The agency asked its various departments about high-priority chemicals for which they'd most want information. After compiling the list of nearly 10,000 chemicals and consulting the public literature, the EPA discovered it didn't know whether two-thirds of the chemicals on this list caused cancer in animals; for 90 percent of the chemicals, it didn't know their effects on reproduction.

The "U.S. Environmental Protection Agency's Strategic Plan for Evaluating the Toxicity of Chemicals," (PDF) released today, will also enable the agency to study how toxicity impacts children.

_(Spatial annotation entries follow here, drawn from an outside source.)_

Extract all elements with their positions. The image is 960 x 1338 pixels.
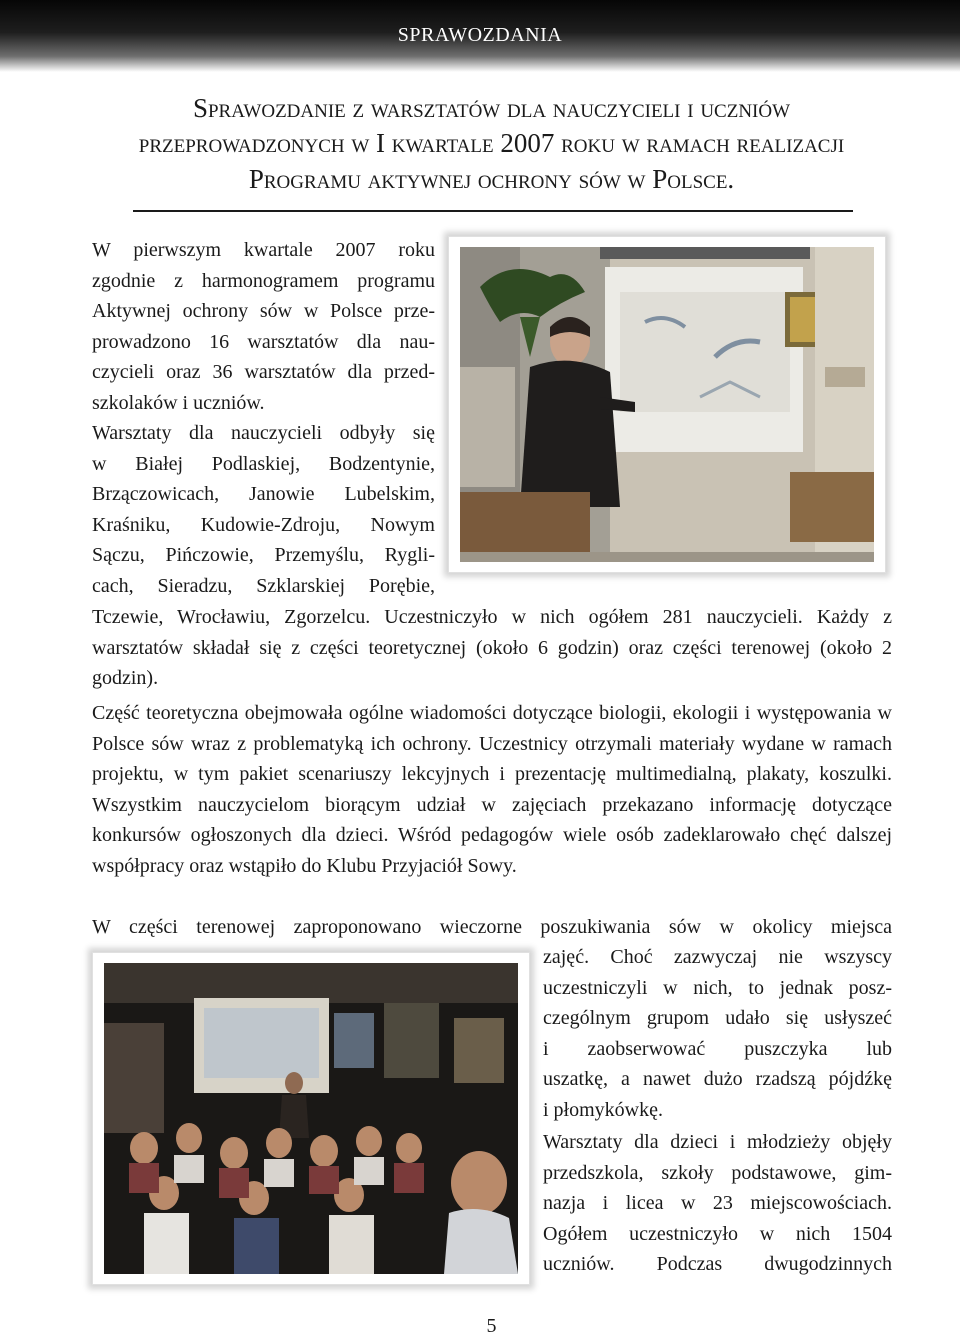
workshops-paragraph: Tczewie, Wrocławiu, Zgorzelcu. Uczestniczyło w nich ogółem 281 nauczycieli. Każdy z warsztatów składał się z części teoretycznej (około 6 godzin) oraz części terenowej (około 2 godzin). xyxy=(92,606,892,690)
intro-paragraph xyxy=(92,235,435,419)
text-line: nazja i licea w 23 miejscowościach. xyxy=(543,1192,892,1215)
text-line: Sączu, Pińczowie, Przemyślu, Rygli- xyxy=(92,544,435,567)
text-line: uczniów. Podczas dwugodzinnych xyxy=(543,1253,892,1276)
theory-paragraph: Część teoretyczna obejmowała ogólne wiadomości dotyczące biologii, ekologii i występowania w Polsce sów wraz z problematyką ich ochrony. Uczestnicy otrzymali materiały wydane w ramach projektu, w tym pakiet scenariuszy lekcyjnych i prezentację multimedialną, plakaty, koszulki. Wszystkim nauczycielom biorącym udział w zajęciach przekazano informację dotyczące konkursów ogłoszonych dla dzieci. Wśród pedagogów wiele osób zadeklarowało chęć dalszej współpracy oraz wstąpiło do Klubu Przyjaciół Sowy. xyxy=(92,702,892,877)
text-line: i płomykówkę. xyxy=(543,1098,663,1121)
text-line: Kraśniku, Kudowie-Zdroju, Nowym xyxy=(92,513,435,536)
photo-children-classroom xyxy=(92,952,530,1285)
text-line: przedszkola, szkoły podstawowe, gim- xyxy=(543,1161,892,1184)
text-line: Warsztaty dla dzieci i młodzieży objęły xyxy=(543,1131,892,1153)
text-line: cach, Sieradzu, Szklarskiej Porębie, xyxy=(92,574,435,597)
field-paragraph-first-line: W części terenowej zaproponowano wieczorne poszukiwania sów w okolicy miejsca xyxy=(92,916,892,938)
text-line: Ogółem uczestniczyło w nich 1504 xyxy=(543,1222,892,1245)
teacher-locations-paragraph xyxy=(92,418,435,602)
text-line: i zaobserwować puszczyka lub xyxy=(543,1037,892,1060)
field-paragraph-continued xyxy=(543,942,892,1126)
text-line: prowadzono 16 warsztatów dla nau- xyxy=(92,330,435,353)
text-line: uczestniczyli w nich, to jednak posz- xyxy=(543,976,892,999)
text-line: Brzączowicach, Janowie Lubelskim, xyxy=(92,483,435,506)
children-workshops-paragraph xyxy=(543,1127,892,1280)
page-number: 5 xyxy=(486,1315,497,1337)
text-line: Warsztaty dla nauczycieli odbyły się xyxy=(92,422,435,444)
text-line: Aktywnej ochrony sów w Polsce prze- xyxy=(92,300,435,323)
text-line: zgodnie z harmonogramem programu xyxy=(92,269,435,292)
text-line: W pierwszym kwartale 2007 roku xyxy=(92,239,435,261)
text-line: zajęć. Choć zazwyczaj nie wszyscy xyxy=(543,946,892,968)
section-label: SPRAWOZDANIA xyxy=(397,24,563,46)
text-line: czególnym grupom udało się usłyszeć xyxy=(543,1007,892,1030)
photo-lecturer-image xyxy=(460,247,874,562)
text-line: szkolaków i uczniów. xyxy=(92,391,265,414)
article-title-line-3: Programu aktywnej ochrony sów w Polsce. xyxy=(248,164,735,194)
text-line: w Białej Podlaskiej, Bodzentynie, xyxy=(92,452,435,475)
photo-lecturer-presentation xyxy=(448,236,886,573)
article-title-line-2: przeprowadzonych w I kwartale 2007 roku w ramach realizacji xyxy=(138,128,845,158)
text-line: czycieli oraz 36 warsztatów dla przed- xyxy=(92,361,435,384)
title-underline xyxy=(133,210,853,212)
article-title-line-1: Sprawozdanie z warsztatów dla nauczycieli i uczniów xyxy=(192,93,791,123)
text-line: uszatkę, a nawet dużo rzadszą pójdźkę xyxy=(543,1068,892,1091)
photo-children-image xyxy=(104,963,518,1274)
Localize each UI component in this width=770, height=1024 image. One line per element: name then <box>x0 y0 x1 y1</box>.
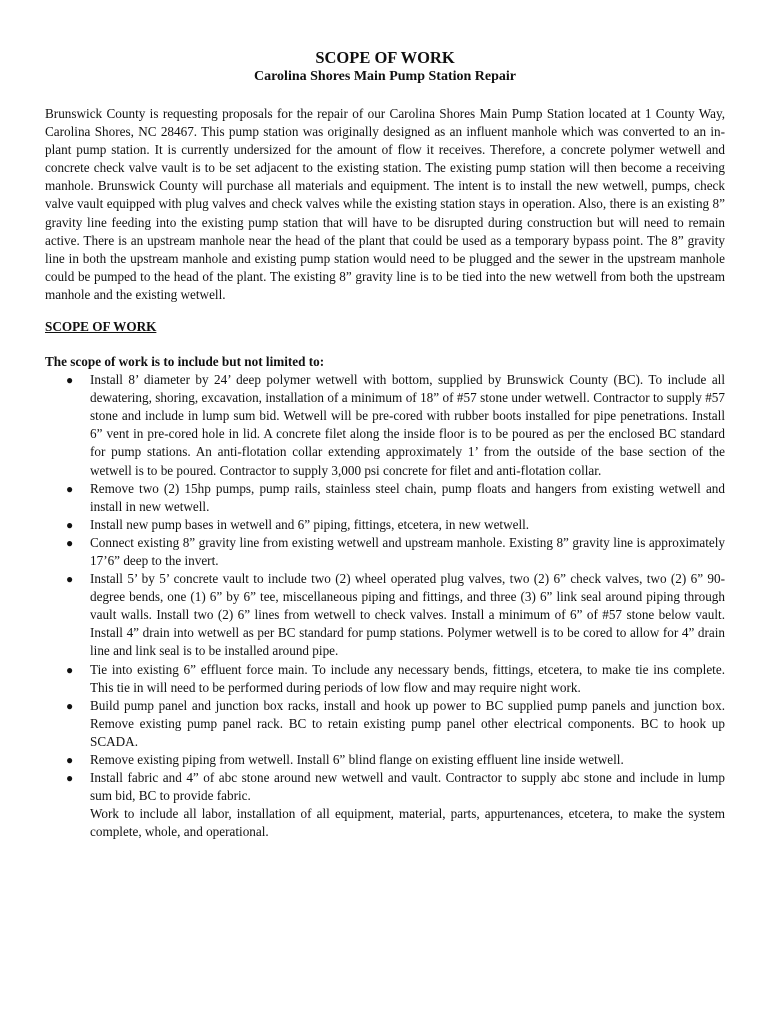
scope-lead: The scope of work is to include but not limited to: <box>45 354 325 370</box>
bullet-icon: ● <box>66 771 74 786</box>
list-item <box>45 534 725 570</box>
list-item <box>45 516 725 534</box>
list-item-text: Build pump panel and junction box racks, install and hook up power to BC supplied pump panels and junction box. Remove existing pump panel rack. BC to retain existing pump panel other electrical components. BC to hook up SCADA. <box>90 697 725 749</box>
bullet-icon: ● <box>66 517 74 532</box>
list-item-text: Tie into existing 6” effluent force main. To include any necessary bends, fittings, etcetera, to make tie ins complete. This tie in will need to be performed during periods of low flow and may require night work. <box>90 661 725 695</box>
list-item-text: Connect existing 8” gravity line from existing wetwell and upstream manhole. Existing 8” gravity line is approximately 17’6” deep to the invert. <box>90 534 725 568</box>
list-item-text: Install fabric and 4” of abc stone around new wetwell and vault. Contractor to supply abc stone and include in lump sum bid, BC to provide fabric. <box>90 770 725 804</box>
section-heading: SCOPE OF WORK <box>45 319 157 335</box>
closing-paragraph: Work to include all labor, installation of all equipment, material, parts, appurtenances, etcetera, to make the system complete, whole, and operational. <box>90 806 725 840</box>
page-subtitle: Carolina Shores Main Pump Station Repair <box>253 69 516 84</box>
bullet-icon: ● <box>66 572 74 587</box>
list-item <box>45 371 725 480</box>
list-item-text: Install 8’ diameter by 24’ deep polymer wetwell with bottom, supplied by Brunswick County (BC). To include all dewatering, shoring, excavation, installation of a minimum of 18” of #57 stone under wetwell. Contractor to supply #57 stone and include in lump sum bid. Wetwell will be pre-cored with rubber boots installed for pipe penetrations. Install 6” vent in pre-cored hole in lid. A concrete filet along the inside floor is to be poured as per the enclosed BC standard for pump stations. An anti-flotation collar extending approximately 1’ from the outside of the base section of the wetwell is to be poured. Contractor to supply 3,000 psi concrete for filet and anti-flotation collar. <box>90 372 725 478</box>
list-item <box>45 769 725 805</box>
bullet-icon: ● <box>66 373 74 388</box>
bullet-icon: ● <box>66 698 74 713</box>
bullet-icon: ● <box>66 535 74 550</box>
bullet-icon: ● <box>66 753 74 767</box>
list-item <box>45 697 725 751</box>
scope-list <box>45 371 725 805</box>
list-item-text: Install new pump bases in wetwell and 6” piping, fittings, etcetera, in new wetwell. <box>90 516 530 532</box>
list-item <box>45 480 725 516</box>
list-item-text: Remove existing piping from wetwell. Install 6” blind flange on existing effluent line inside wetwell. <box>90 752 624 767</box>
intro-paragraph: Brunswick County is requesting proposals for the repair of our Carolina Shores Main Pump Station located at 1 County Way, Carolina Shores, NC 28467. This pump station was originally designed as an influent manhole which was converted to an in-plant pump station. It is currently undersized for the amount of flow it receives. Therefore, a concrete polymer wetwell and concrete check valve vault is to be set adjacent to the existing station. The existing pump station will then become a receiving manhole. Brunswick County will purchase all materials and equipment. The intent is to install the new wetwell, pumps, check valve vault equipped with plug valves and check valves while the existing station stays in operation. Also, there is an existing 8” gravity line feeding into the existing pump station that will have to be disrupted during construction but will need to remain active. There is an upstream manhole near the head of the plant that could be used as a temporary bypass point. The 8” gravity line in both the upstream manhole and existing pump station would need to be plugged and the sewer in the upstream manhole could be pumped to the head of the plant. The existing 8” gravity line is to be tied into the new wetwell from both the upstream manhole and the existing wetwell. <box>45 106 725 302</box>
list-item-text: Install 5’ by 5’ concrete vault to include two (2) wheel operated plug valves, two (2) 6” check valves, two (2) 6” 90-degree bends, one (1) 6” by 6” tee, miscellaneous piping and fittings, and three (3) 6” link seal around piping through vault walls. Install two (2) 6” lines from wetwell to check valves. Install a minimum of 6” of #57 stone below vault. Install 4” drain into wetwell as per BC standard for pump stations. Polymer wetwell is to be cored to allow for 4” drain line and link seal is to be installed around pipe. <box>90 571 725 659</box>
list-item-text: Remove two (2) 15hp pumps, pump rails, stainless steel chain, pump floats and hangers from existing wetwell and install in new wetwell. <box>90 480 725 514</box>
page-title: SCOPE OF WORK <box>315 48 455 67</box>
bullet-icon: ● <box>66 662 74 677</box>
list-item <box>45 751 725 769</box>
bullet-icon: ● <box>66 481 74 496</box>
list-item <box>45 661 725 697</box>
list-item <box>45 570 725 660</box>
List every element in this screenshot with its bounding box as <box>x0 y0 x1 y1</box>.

It expects the new approach will yield significant savings. For example, companies may have to pay upwards of a half-million dollars to perform an endocrine disruption screening on individual chemicals, as may be required by the end of the year for chemicals that include food use pesticides, but the new approach may trim the cost to about $20,000.

"For people who are developing green chemistry, this may allow them to look for an alternative chemical and profile that chemical for $20,000," Kavlock said, adding the new approach may serve as a way to validate whether one chemical is greener than another.

The strategic plan builds upon the findings of a 2007 report from the National Research Council which advocates transforming the way human toxicity risk is determined by focusing on identifying and evaluating toxicity pathways.

The EPA will still use animal testing for the foreseeable future, but in smarter ways, Kavlock said. "For a long time there will be a need for animal testing," he said. "They've served their purpose well. The only way we can study some things is in animals."

Kavlock expects the testing strategy to be fully deployed within 10 years but believes useful applications will be released within two years.